The West Coast Main Line must also accommodate Cross Country services and in many places along its length, intense commuter traffic. Then  freight trains have to be found track space somewhere. We all want fewer heavy lorries on the road, don’t we?

The real question is not whether HS2 is vital, not just to the Midlands and the north, but to the balance of the national economy – which it is – but why the estimated cost of building it should be 15 times more per mile than the TGV, the 200mph French high speed trains.

The fault with the HS2 project lies not with its conception, but – like so many other major infrastructure projects in this country – its delivery.

HS2 should not become a victim of incompetent government, bungling civil service procurement, greedy contractors and well-heeled Home Counties nimbys.

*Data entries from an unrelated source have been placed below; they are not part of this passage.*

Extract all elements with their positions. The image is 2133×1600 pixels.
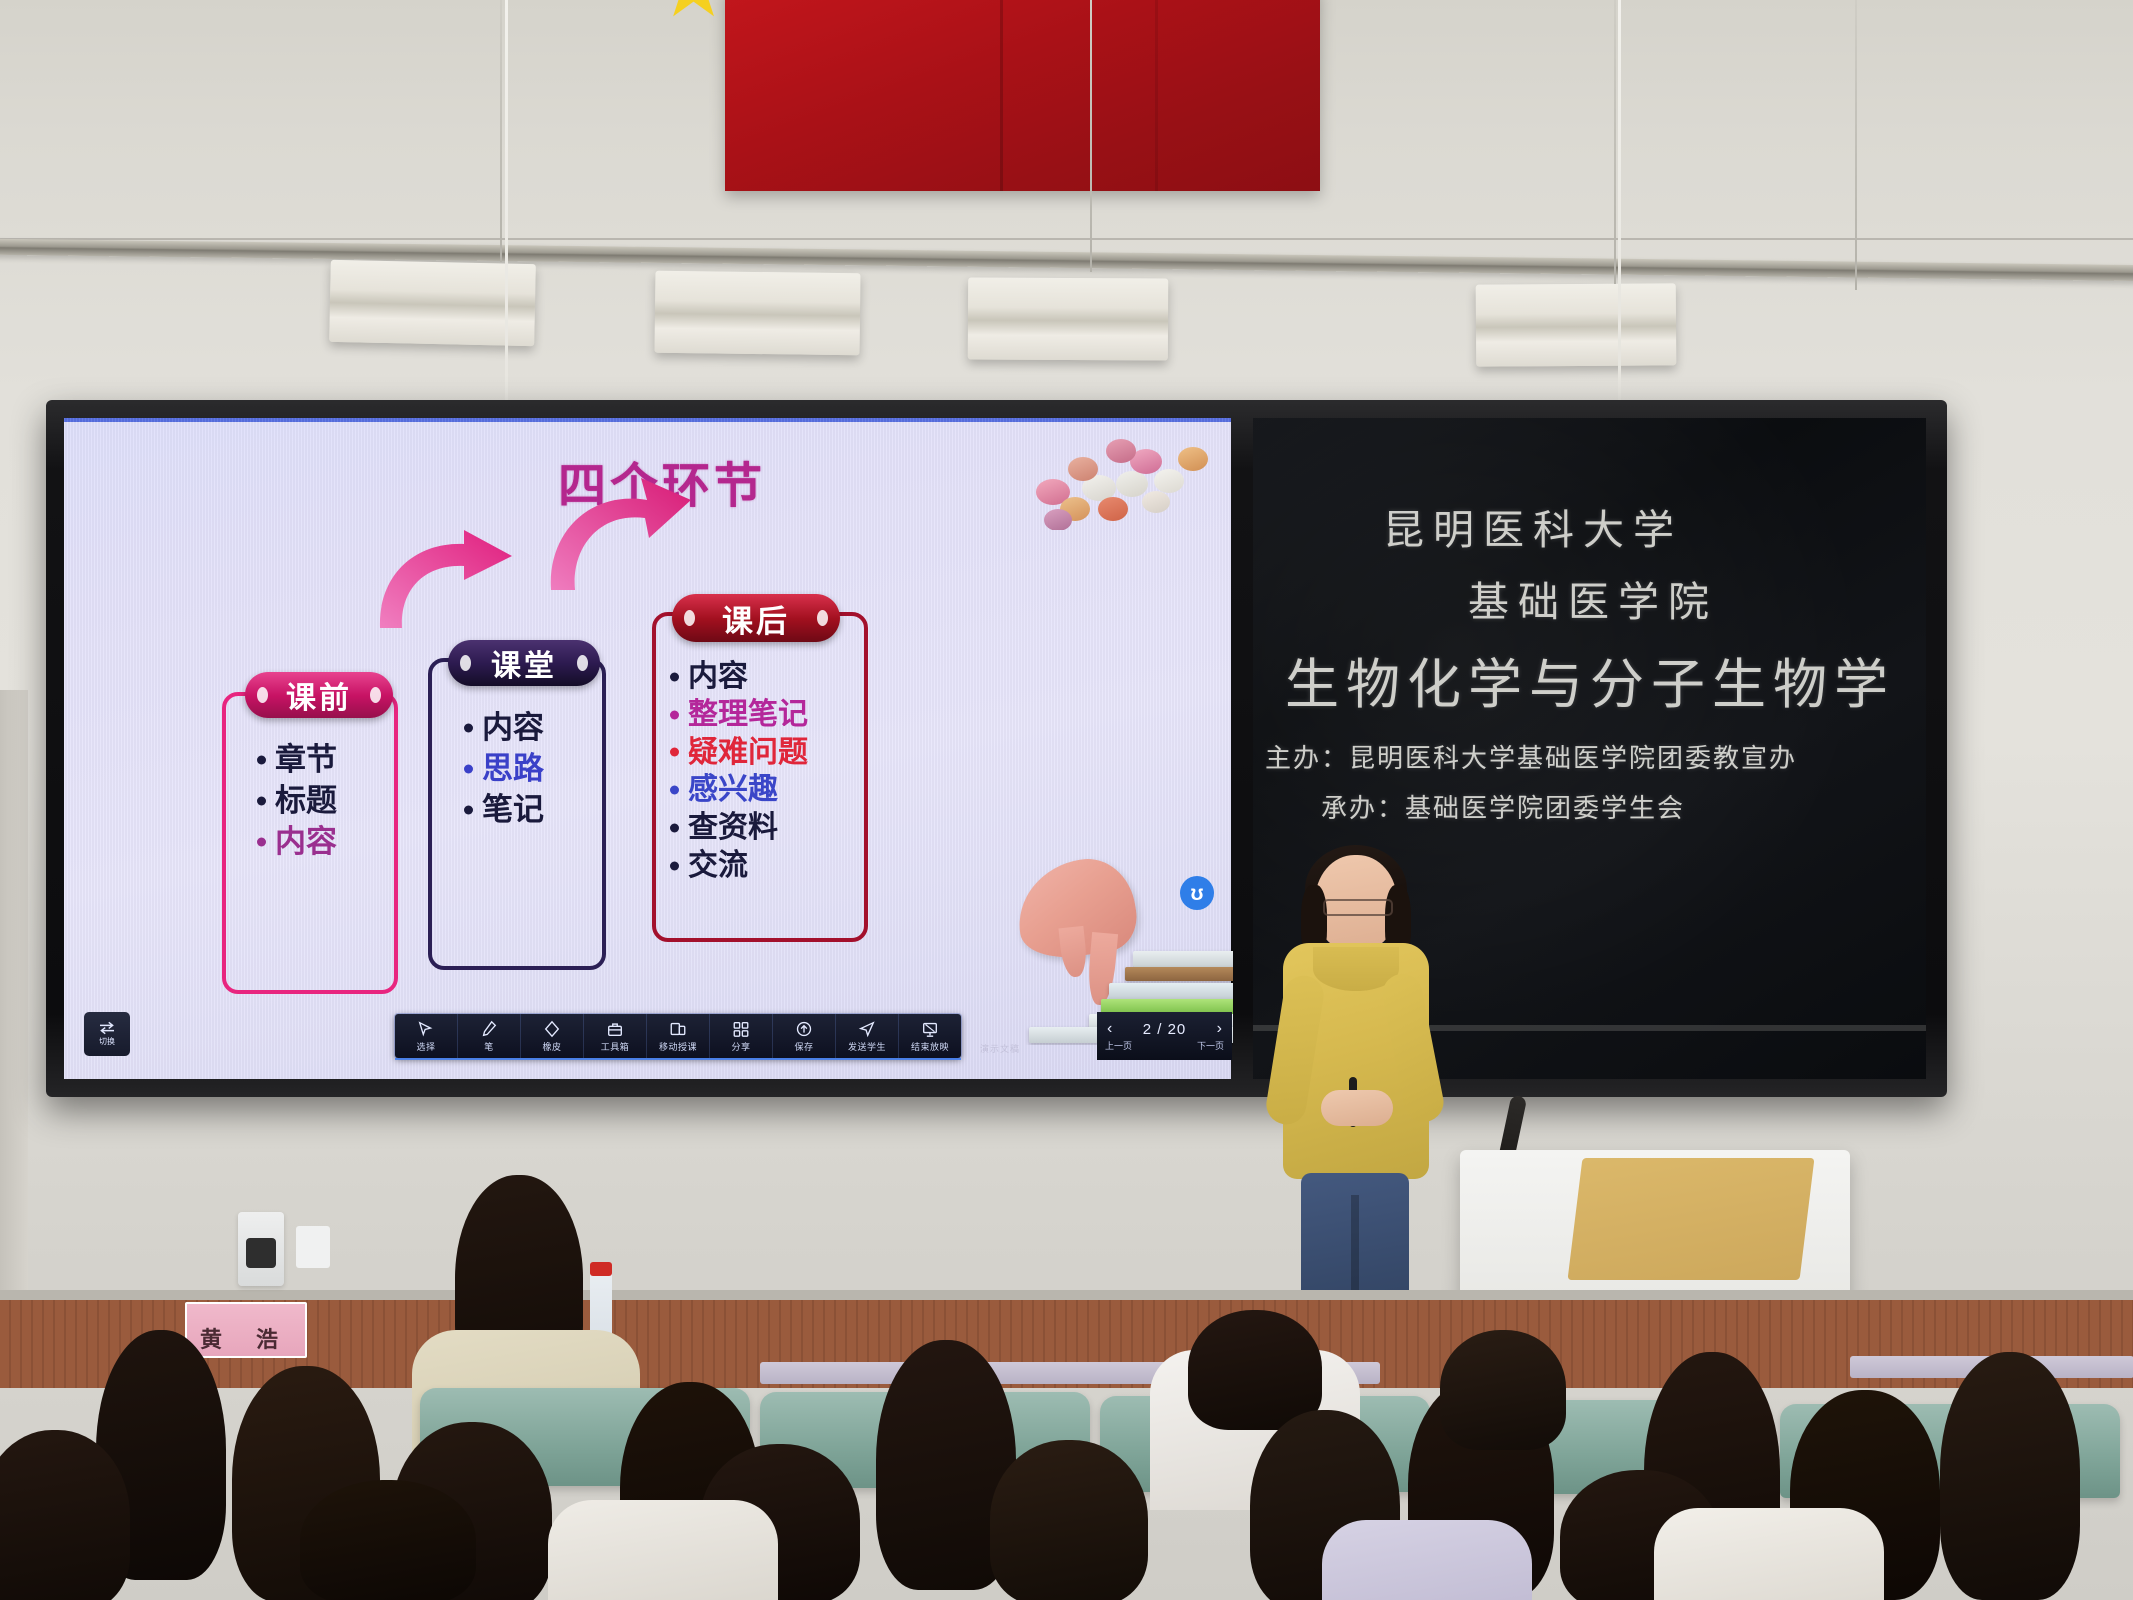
tool-send-to-students[interactable]: 发送学生 [836,1014,899,1058]
lectern-top-panel [1568,1158,1815,1280]
switch-button-label: 切换 [99,1036,115,1047]
page-indicator: 2 / 20 [1143,1021,1187,1038]
end-show-icon [921,1019,939,1038]
mobile-teaching-icon [669,1019,687,1038]
water-bottle-cap [590,1262,612,1276]
chalkboard-line: 昆明医科大学 [1383,496,1683,556]
flag-star-icon: ★ [655,0,732,30]
tool-pen[interactable]: 笔 [458,1014,521,1058]
tool-toolbox[interactable]: 工具箱 [584,1014,647,1058]
list-item: 疑难问题 [668,734,808,772]
tool-mobile-teaching[interactable]: 移动授课 [647,1014,710,1058]
side-door [0,690,28,1310]
stage-label: 课堂 [491,641,557,685]
wall-sanitizer-dispenser [238,1212,284,1286]
tool-label: 笔 [484,1040,494,1053]
tool-end-show[interactable]: 结束放映 [899,1014,961,1058]
curved-arrow-icon [372,520,522,630]
tool-eraser[interactable]: 橡皮 [521,1014,584,1058]
list-item: 笔记 [462,790,544,831]
lamp-wire [1855,0,1857,290]
logo-glyph: ʊ [1190,883,1203,904]
student-head [1440,1330,1566,1450]
list-item: 交流 [668,847,808,885]
send-paperplane-icon [858,1019,876,1038]
student-shoulders [1654,1508,1884,1600]
list-item: 标题 [255,781,337,822]
stage-bullets-before-class: 章节 标题 内容 [255,740,337,863]
list-item: 内容 [255,822,337,863]
tool-label: 橡皮 [542,1040,561,1053]
ceiling-lamp [1476,283,1677,366]
presenter-hands [1321,1090,1393,1126]
chalkboard-line: 主办：昆明医科大学基础医学院团委教宣办 [1265,738,1797,775]
lamp-wire [500,0,502,262]
switch-button[interactable]: 切换 [84,1012,130,1056]
toolbox-icon [606,1019,624,1038]
student-head [1940,1352,2080,1600]
chalkboard-line: 生物化学与分子生物学 [1285,640,1895,719]
tool-save[interactable]: 保存 [773,1014,836,1058]
list-item: 感兴趣 [668,771,808,809]
swap-arrows-icon [98,1021,116,1035]
student-head [1188,1310,1322,1430]
ceiling-lamp [655,271,861,355]
eraser-icon [543,1019,561,1038]
tool-share[interactable]: 分享 [710,1014,773,1058]
share-icon [732,1019,750,1038]
app-logo-badge: ʊ [1180,876,1214,910]
tool-label: 发送学生 [848,1040,886,1053]
nameplate-text: 黄 浩 [200,1322,292,1356]
student-head [300,1480,476,1600]
list-item: 内容 [668,658,808,696]
student-shoulders [548,1500,778,1600]
presenter-glasses [1323,899,1393,916]
tool-label: 结束放映 [911,1040,949,1053]
stage-bullets-after-class: 内容 整理笔记 疑难问题 感兴趣 查资料 交流 [668,658,808,885]
presentation-toolbar: 选择 笔 橡皮 工具箱 移动授课 分享 [395,1014,961,1058]
list-item: 章节 [255,740,337,781]
tool-label: 保存 [794,1040,813,1053]
next-page-arrow[interactable]: › [1217,1020,1222,1038]
lamp-wire [1090,0,1092,272]
student-shoulders [1322,1520,1532,1600]
stage-bullets-in-class: 内容 思路 笔记 [462,708,544,831]
chalkboard-line: 承办：基础医学院团委学生会 [1321,788,1685,825]
chalkboard-line: 基础医学院 [1468,568,1718,628]
list-item: 思路 [462,749,544,790]
curved-arrow-icon [545,472,695,592]
tool-label: 分享 [731,1040,750,1053]
page-navigation: ‹ 2 / 20 › 上一页 下一页 [1097,1012,1232,1060]
lamp-wire [1614,0,1616,284]
list-item: 整理笔记 [668,696,808,734]
list-item: 内容 [462,708,544,749]
prev-page-label[interactable]: 上一页 [1105,1039,1132,1052]
tool-label: 选择 [416,1040,435,1053]
ceiling-lamp [968,277,1168,360]
tool-label: 移动授课 [659,1040,697,1053]
wall-socket [296,1226,330,1268]
student-head [990,1440,1148,1600]
candy-decoration-image [1030,425,1230,530]
stage-label: 课后 [722,596,790,641]
chinese-flag: ★ [725,0,1320,191]
tool-label: 工具箱 [601,1040,630,1053]
wall-nameplate: 黄 浩 [185,1302,307,1358]
stage-pill-after-class: 课后 [672,594,840,642]
save-cloud-icon [795,1019,813,1038]
screen-edge-glow [64,418,1231,422]
classroom-photo-scene: ★ 四个环节 [0,0,2133,1600]
stage-label: 课前 [286,673,352,717]
list-item: 查资料 [668,809,808,847]
stage-pill-before-class: 课前 [245,672,393,718]
next-page-label[interactable]: 下一页 [1197,1039,1224,1052]
prev-page-arrow[interactable]: ‹ [1107,1020,1112,1038]
slide-watermark: 演示文稿 [980,1042,1020,1055]
pen-icon [480,1019,498,1038]
wall-seam [0,238,2133,240]
tool-select[interactable]: 选择 [395,1014,458,1058]
cursor-arrow-icon [417,1019,435,1038]
finger [1058,926,1088,978]
stage-pill-in-class: 课堂 [448,640,600,686]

In any case, did anyone south of the Watford Gap raise an eyebrow when the original £1.9 billion cost estimate for  the 73-mile east-west Crossrail route across London ballooned to £14.8 billion? And what of proposals for north-south Crossrail 2 – without which London mayor Sadiq Khan claims the capital will “grind to a halt”?

The current estimate for the route (co-incidentally also 73 miles) is a mere £33 billion at 2014 prices. Do the maths and that works out at £452 million a mile – 20 per cent more than Spellar’s “ever deepening bottomless pit” description of HS2.

Here’s the thing. If HS2 is completed and is able to ease the gridlock in London – with all the attendant costs of housing, transport, hiring staff, rents and so on, thus saving it from grinding to a halt – there’d be no need for Crossrail 2 at all, thus saving a shedload of money. But of course London stares at the north through the wrong end of its binoculars.

Back in 1830, when Manchester built the world’s first train station to serve as the western terminus of the pioneering Liverpool and Manchester Railway, there was no line to London at all. Building one was hugely complex and expensive operation.  Perhaps our Victorian  forebears should have adopted the current anti-HS2 stance and not bothered.

HS2 – and HS3, the upgraded route east-west from Leeds to Liverpool via Manchester – must be built at all costs. Because we’re worth it.